Léon Bloy, la grâce et la fureur
Léon Bloy en 1895. Photo: Selva/Leemage

A l’occasion du centenaire de la mort de Léon Bloy, la collection « Bouquins » a réuni en un seul volume ses Essais et Pamphlets. On y trouvera mille preuves que cet imprécateur catholique antimoderne est avant tout un très grand écrivain.


Léon Bloy nous manque. Comme nous manquent Barbey d’Aurevilly, Bernanos ou Pasolini. Imprécateurs désespérés, marathoniens de la colère, révoltés antimodernes, tous se sont tus, apparemment une fois pour toutes. Aucune voix, désormais, pour troubler le consensus et nous réveiller d’un totalitarisme doux – et choisi – qui nous conduit à nous extasier sur les nouvelles technologies, les trains à grande vitesse, les algorithmes du trading à haute fréquence, la vie virtuelle comme substitut de la vraie vie pendant que sur terre, l’horreur réelle est quotidienne. Celle, banale dans nos contrées développées, d’une existence aliénée, « séparée » aurait dit Guy Debord. Celle, aussi, de la violence planétaire qui frappe partout, toujours et encore, les plus pauvres.

Les pauvres… Le mot a quelque chose de démodé, n’est-ce pas ? De démodé et de brutal à la fois : dans les discours politiques, même de gauche, comme dans la néo-langue sociologique ou technocratique, on préfère le substantif, plus impersonnel, de « pauvreté ». Les pauvres, eux, sont au cœur de l’œuvre de Léon Bloy et le mot, chez lui, est aussi fréquent que les offenses qui leur sont faites. Nous oublions les pauvres, nous dit Bloy, preuve que nous avons oublié Dieu et construit l’enfer sur terre avant de le connaître dans l’au-delà.

« Le riche est une brute inexorable qu’on est forcé d’arrêter avec une faux ou un paquet de mitraille dans le ventre. »

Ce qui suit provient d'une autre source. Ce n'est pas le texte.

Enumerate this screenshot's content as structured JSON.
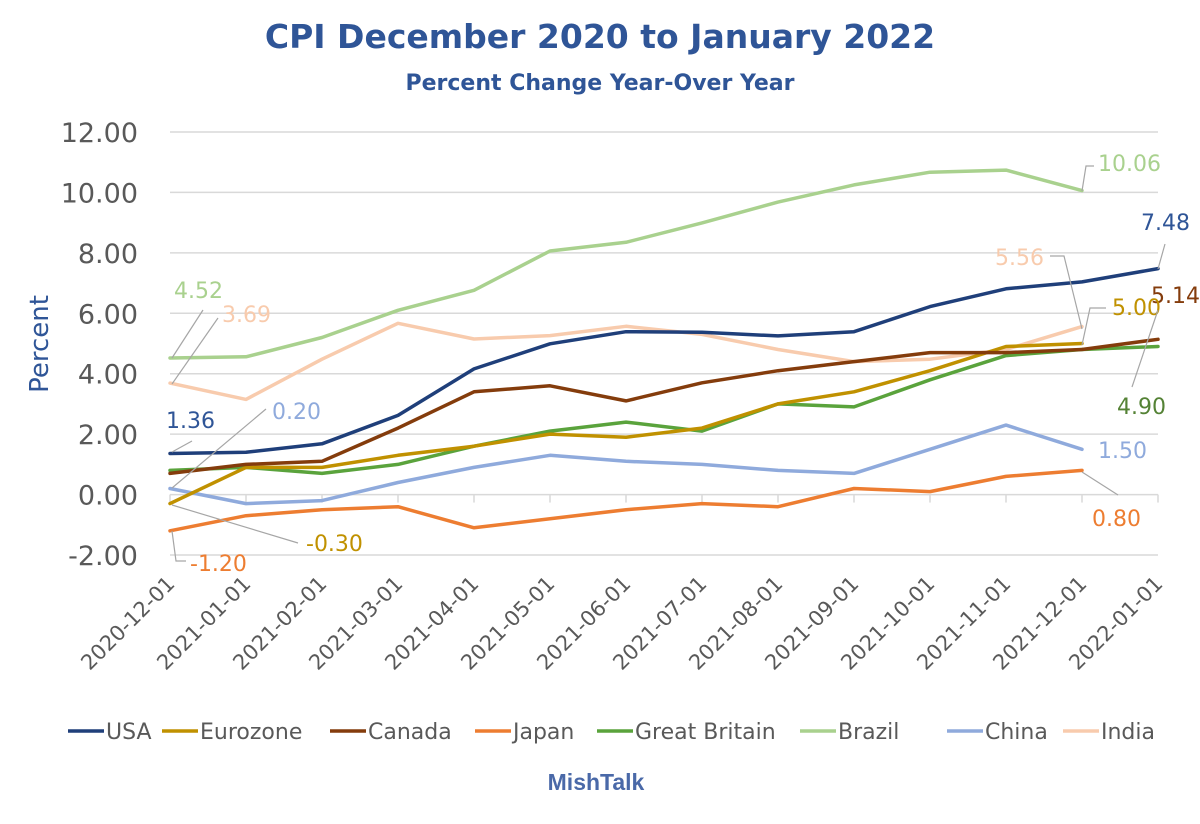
{
  "chart_data": {
    "type": "line",
    "title": "CPI December 2020 to January 2022",
    "subtitle": "Percent Change Year-Over Year",
    "xlabel": "",
    "ylabel": "Percent",
    "footer": "MishTalk",
    "ylim": [
      -2,
      12
    ],
    "yticks": [
      -2,
      0,
      2,
      4,
      6,
      8,
      10,
      12
    ],
    "ytick_labels": [
      "-2.00",
      "0.00",
      "2.00",
      "4.00",
      "6.00",
      "8.00",
      "10.00",
      "12.00"
    ],
    "grid": true,
    "legend_position": "bottom",
    "x": [
      "2020-12-01",
      "2021-01-01",
      "2021-02-01",
      "2021-03-01",
      "2021-04-01",
      "2021-05-01",
      "2021-06-01",
      "2021-07-01",
      "2021-08-01",
      "2021-09-01",
      "2021-10-01",
      "2021-11-01",
      "2021-12-01",
      "2022-01-01"
    ],
    "series": [
      {
        "name": "USA",
        "color": "#1f3f7a",
        "values": [
          1.36,
          1.4,
          1.68,
          2.62,
          4.16,
          4.99,
          5.39,
          5.37,
          5.25,
          5.39,
          6.22,
          6.81,
          7.04,
          7.48
        ]
      },
      {
        "name": "Eurozone",
        "color": "#c09100",
        "values": [
          -0.3,
          0.9,
          0.9,
          1.3,
          1.6,
          2.0,
          1.9,
          2.2,
          3.0,
          3.4,
          4.1,
          4.9,
          5.0
        ]
      },
      {
        "name": "Canada",
        "color": "#843c0c",
        "values": [
          0.7,
          1.0,
          1.1,
          2.2,
          3.4,
          3.6,
          3.1,
          3.7,
          4.1,
          4.4,
          4.7,
          4.7,
          4.8,
          5.14
        ]
      },
      {
        "name": "Japan",
        "color": "#ed7d31",
        "values": [
          -1.2,
          -0.7,
          -0.5,
          -0.4,
          -1.1,
          -0.8,
          -0.5,
          -0.3,
          -0.4,
          0.2,
          0.1,
          0.6,
          0.8
        ]
      },
      {
        "name": "Great Britain",
        "color": "#5aa33c",
        "values": [
          0.8,
          0.9,
          0.7,
          1.0,
          1.6,
          2.1,
          2.4,
          2.1,
          3.0,
          2.9,
          3.8,
          4.6,
          4.8,
          4.9
        ]
      },
      {
        "name": "Brazil",
        "color": "#a9d18e",
        "values": [
          4.52,
          4.56,
          5.2,
          6.1,
          6.76,
          8.06,
          8.35,
          8.99,
          9.68,
          10.25,
          10.67,
          10.74,
          10.06
        ]
      },
      {
        "name": "China",
        "color": "#8faadc",
        "values": [
          0.2,
          -0.3,
          -0.2,
          0.4,
          0.9,
          1.3,
          1.1,
          1.0,
          0.8,
          0.7,
          1.5,
          2.3,
          1.5
        ]
      },
      {
        "name": "India",
        "color": "#f8cbad",
        "values": [
          3.69,
          3.15,
          4.48,
          5.67,
          5.15,
          5.26,
          5.57,
          5.3,
          4.8,
          4.4,
          4.48,
          4.8,
          5.56
        ]
      }
    ],
    "data_labels": [
      {
        "series": "Brazil",
        "point": 0,
        "text": "4.52",
        "color": "#a9d18e"
      },
      {
        "series": "India",
        "point": 0,
        "text": "3.69",
        "color": "#f8cbad"
      },
      {
        "series": "USA",
        "point": 0,
        "text": "1.36",
        "color": "#2f5597"
      },
      {
        "series": "China",
        "point": 0,
        "text": "0.20",
        "color": "#8faadc"
      },
      {
        "series": "Eurozone",
        "point": 0,
        "text": "-0.30",
        "color": "#c09100"
      },
      {
        "series": "Japan",
        "point": 0,
        "text": "-1.20",
        "color": "#ed7d31"
      },
      {
        "series": "Brazil",
        "point": 12,
        "text": "10.06",
        "color": "#a9d18e"
      },
      {
        "series": "USA",
        "point": 13,
        "text": "7.48",
        "color": "#2f5597"
      },
      {
        "series": "India",
        "point": 12,
        "text": "5.56",
        "color": "#f8cbad"
      },
      {
        "series": "Canada",
        "point": 13,
        "text": "5.14",
        "color": "#843c0c"
      },
      {
        "series": "Eurozone",
        "point": 12,
        "text": "5.00",
        "color": "#c09100"
      },
      {
        "series": "Great Britain",
        "point": 13,
        "text": "4.90",
        "color": "#548235"
      },
      {
        "series": "China",
        "point": 12,
        "text": "1.50",
        "color": "#8faadc"
      },
      {
        "series": "Japan",
        "point": 12,
        "text": "0.80",
        "color": "#ed7d31"
      }
    ]
  }
}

Léon Bloy nous manque aussi parce qu’il était le seul, ou presque, à maudire ce qu’il voyait s’édifier sous ses yeux et que tous applaudissaient au nom du progrès. Dans Belluaires et Porchers, il a dit sa détestation de la « Babel de fer », autrement dit la tour Eiffel : « On ne la sent pas fraternelle comme les autres monuments de Paris. Elle ressemble à une étrangère d’Orient et on devine bien qu’elle n’aura jamais pitié de nos pauvres. » Ou encore du métropolitain : « bruit infernal, danger certain, mort probable – et quelle mort ! – toutes les fois qu’on descend dans ces catacombes. Impression de la fin des sources, de la fin des bois frissonnants, des aubes et des crépuscules, dans les prairies du Paradis. De la fin de l’âme humaine. » On rêve, du coup, de ce qu’il aurait écrit, par exemple, au sujet des smartphones, qui ont enfermé les attributs de la divinité dans des applications et des moteurs de recherche, donnant l’illusion prométhéenne d’être omnipotent, omniscient, maître d’un présent perpétuel.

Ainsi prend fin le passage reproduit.